In the video, Hancock asks Gutierrez-Reed if dummies have ever been known to malfunction.

"Like, what we are dealing with are, like, you know, explosives," Gutierrez-Reed answers. "There's always, like, a chance of, like, you know, safety to be compromised. And that's the issue, and that's what I'm supposed to watch out for on set."

Gutierrez-Reed tells Hancock the rounds had come from PDQ Arm & Prop owner Seth Kenney about a week before the incident. She also says Colt .45 ammunition was in short supply due to the coronavirus pandemic, and at one point she'd collected some spare blanks she'd used on another set from her car and put them in boxes and used them on set.

In a subsequent interview, Gutierrez-Reed says she's never really had any formal training but mostly learned from her father, Thell Reed, also an armorer.

She also was serving as key props assistant for Rust, Gutierrez-Reed tells Hancock, and it had been a challenge to perform both jobs.

Sometimes she was pulled in two different directions, Gutierrez-Reed says, and found herself pouring drinks for a bar scene or rolling cowboy cigarettes.

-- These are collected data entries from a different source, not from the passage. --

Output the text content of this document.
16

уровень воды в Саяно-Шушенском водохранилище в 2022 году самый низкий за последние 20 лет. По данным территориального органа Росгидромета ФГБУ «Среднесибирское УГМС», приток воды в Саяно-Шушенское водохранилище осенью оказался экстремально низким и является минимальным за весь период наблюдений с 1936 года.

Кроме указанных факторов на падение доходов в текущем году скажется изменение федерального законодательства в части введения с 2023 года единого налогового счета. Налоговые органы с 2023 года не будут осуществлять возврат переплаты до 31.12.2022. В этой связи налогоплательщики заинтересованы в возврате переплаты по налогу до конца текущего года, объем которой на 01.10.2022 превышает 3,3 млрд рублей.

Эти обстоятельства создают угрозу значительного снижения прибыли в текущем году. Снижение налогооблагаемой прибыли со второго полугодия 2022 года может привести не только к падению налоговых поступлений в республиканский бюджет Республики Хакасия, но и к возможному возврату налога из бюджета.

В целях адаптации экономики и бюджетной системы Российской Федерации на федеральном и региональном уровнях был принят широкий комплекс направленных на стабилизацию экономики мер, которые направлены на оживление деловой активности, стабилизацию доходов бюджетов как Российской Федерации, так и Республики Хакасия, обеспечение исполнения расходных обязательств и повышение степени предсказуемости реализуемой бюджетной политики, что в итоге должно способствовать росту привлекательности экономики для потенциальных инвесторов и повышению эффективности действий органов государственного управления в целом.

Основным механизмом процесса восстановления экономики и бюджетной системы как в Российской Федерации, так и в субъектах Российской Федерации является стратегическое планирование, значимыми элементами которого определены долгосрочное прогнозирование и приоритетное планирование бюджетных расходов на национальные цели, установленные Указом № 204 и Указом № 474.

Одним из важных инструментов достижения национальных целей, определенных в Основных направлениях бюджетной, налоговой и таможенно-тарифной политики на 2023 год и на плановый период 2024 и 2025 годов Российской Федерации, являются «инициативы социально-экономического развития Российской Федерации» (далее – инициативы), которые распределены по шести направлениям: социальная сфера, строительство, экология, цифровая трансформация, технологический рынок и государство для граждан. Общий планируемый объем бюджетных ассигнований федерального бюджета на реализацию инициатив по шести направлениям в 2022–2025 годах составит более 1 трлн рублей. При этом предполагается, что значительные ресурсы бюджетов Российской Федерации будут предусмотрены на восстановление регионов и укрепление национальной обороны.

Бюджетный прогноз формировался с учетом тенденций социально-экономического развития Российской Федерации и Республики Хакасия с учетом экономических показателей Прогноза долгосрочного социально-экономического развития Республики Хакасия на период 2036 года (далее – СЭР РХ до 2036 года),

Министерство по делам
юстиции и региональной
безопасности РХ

"There was a couple of times when I also kind of held my ground on not spreading myself too incredibly thin," she says. "Because you kind of just have to, but ultimately, with higher positions, sometimes you get ran over."

Presiding Judge Mary Marlowe Sommer adjourned for the day in the middle of the second, hourslong video of Gutierrez-Reed's interview with the detective and told jurors they'll resume watching it when the trial continues Wednesday morning.